The disorder leaves affected males without an immune system, and vulnerable to microbial infections, as well as to cancers that are normally detected by immune surveillance. Most boys with X-linked SCID survive less than a year, unless they are isolated in microbe-free plastic tents -- hence the term 'boy in the bubble'.

The 10 boys involved in the French study were treated last year with genetically engineered bone-marrow stem cells, the progenitors of the specialised lymphocytes and leucocytes that protect the body against infection. Researchers used a disarmed retrovirus to insert a functional gene into their bone marrow stem cells to repair the defect.

The other nine patients were living normal lives, and were in good health, until the French research team this week notified the FDA that a second patient had been diagnosed with leukaemia.

Both boys are still alive, and are being treated for leukaemia with chemotherapy -- the cure rate for such leukaemia is around 90 per cent.

Prof Bob Williamson, the MCRI's director, said, "It's a predictable story. The risks (of virally-based gene therapy) are acceptable in the context of young boys who are likely to die of a lethal genetic disorder, but it clearly rules out (virally-based) gene therapy for many other people who require gene therapy for non life-threatening disorders."

"Many of us are sceptical about viruses, because they have the potential to introduce serious problems, but other approaches appear more promising for most patients."

Ioannou observed that conventional therapies for genetic disorders also remained high-risk. For example, the death rate among people receiving bone-marrow transplants to cure the lethal haemoglobin defect thalassaemia was around 30 per cent, and even in conventional bone-marrow transplants, mortality approached 10 per cent.

Researchers had anticipated some patients might develop leukaemia, because it was not yet possible to select where in the patient's chromosomes a modified retrovirus could safely insert a new gene.

"It's more or less random," he said. "But it's not completely random, because recent research indicates the virus prefers to insert new genes in the vicinity of active genes."

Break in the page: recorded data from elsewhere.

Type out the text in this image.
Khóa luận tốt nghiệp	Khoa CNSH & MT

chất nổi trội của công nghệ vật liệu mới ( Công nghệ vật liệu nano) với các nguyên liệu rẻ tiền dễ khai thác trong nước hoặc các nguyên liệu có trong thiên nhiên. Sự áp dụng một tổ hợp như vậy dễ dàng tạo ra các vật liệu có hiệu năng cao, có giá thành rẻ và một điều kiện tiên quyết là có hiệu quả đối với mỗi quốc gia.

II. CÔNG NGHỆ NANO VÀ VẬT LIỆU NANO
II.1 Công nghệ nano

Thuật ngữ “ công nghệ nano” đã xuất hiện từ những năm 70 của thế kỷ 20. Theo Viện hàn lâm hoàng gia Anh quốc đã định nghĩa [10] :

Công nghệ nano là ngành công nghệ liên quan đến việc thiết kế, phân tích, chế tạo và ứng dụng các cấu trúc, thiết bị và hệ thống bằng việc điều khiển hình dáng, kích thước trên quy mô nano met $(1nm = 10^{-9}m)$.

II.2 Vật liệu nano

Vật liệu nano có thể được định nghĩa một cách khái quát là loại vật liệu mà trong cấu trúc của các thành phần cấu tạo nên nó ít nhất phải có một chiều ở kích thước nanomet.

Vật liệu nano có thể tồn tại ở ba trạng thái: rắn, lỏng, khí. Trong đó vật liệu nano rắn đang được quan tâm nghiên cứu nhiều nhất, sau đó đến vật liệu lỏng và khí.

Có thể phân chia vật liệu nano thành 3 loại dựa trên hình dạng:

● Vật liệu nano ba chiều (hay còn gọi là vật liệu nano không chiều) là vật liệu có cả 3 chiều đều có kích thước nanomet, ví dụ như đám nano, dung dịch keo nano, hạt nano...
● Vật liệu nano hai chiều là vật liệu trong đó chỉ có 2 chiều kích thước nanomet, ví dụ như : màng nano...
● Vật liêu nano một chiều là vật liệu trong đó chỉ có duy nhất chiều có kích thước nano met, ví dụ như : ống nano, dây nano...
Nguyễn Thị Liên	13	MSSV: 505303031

That's not good news, Ioannou said, because it meant that new genes were more like to disrupt the activity of genes involved in cell growth and division, and DNA replication and repair. Any disruption of these key genes could turn cells cancerous.

Major setback

Although both boys are still alive, and the other eight patients are in good health, the setback to the French experiment is the worst since an 18-year-old male in the US, Jesse Gelsinger, died unexpectedly after an experimental gene-therapy procedure for a rare liver disorder.

In Gelsinger's case, the virus involved was not a retrovirus, but an adenivorus, which infects cells without inserting its genetic blueprint, and any transgene, into the cell's chromosomes.

Iaonnou said most gene therapy experiments today involved modified retroviruses and lentiviruses like the HIV virus that causes AIDS. These specialised viruses normally insert their genes into the host cell's chromosomes.

Geneticists first disarm the viruses by removing all genes that could make the virus infectious and hazardous, leaving only a basic package necessary for the virus to integrate itself , along with the therapeutic gene, in the patient's chromosomes.

"Personally, I am among the scientists who believe there are other risks that have not been properly assessed," Ioannou said.

Ioannou said there was also a risk that the modified virus would recombine with other viruses currently infecting the patient, creating a new virus that could infect other people -- with much broader consequences for human health.

There was also the risk of insertional virogenesis -- "The patient may be infected by other viruses at the time, and recombination could create a new virus capable of infecting other people.

Another risk, he said, was that of activating dormant retroviruses, acquired over tens of millions of years of mammalian evolution, that constitute a large fraction of the human genome.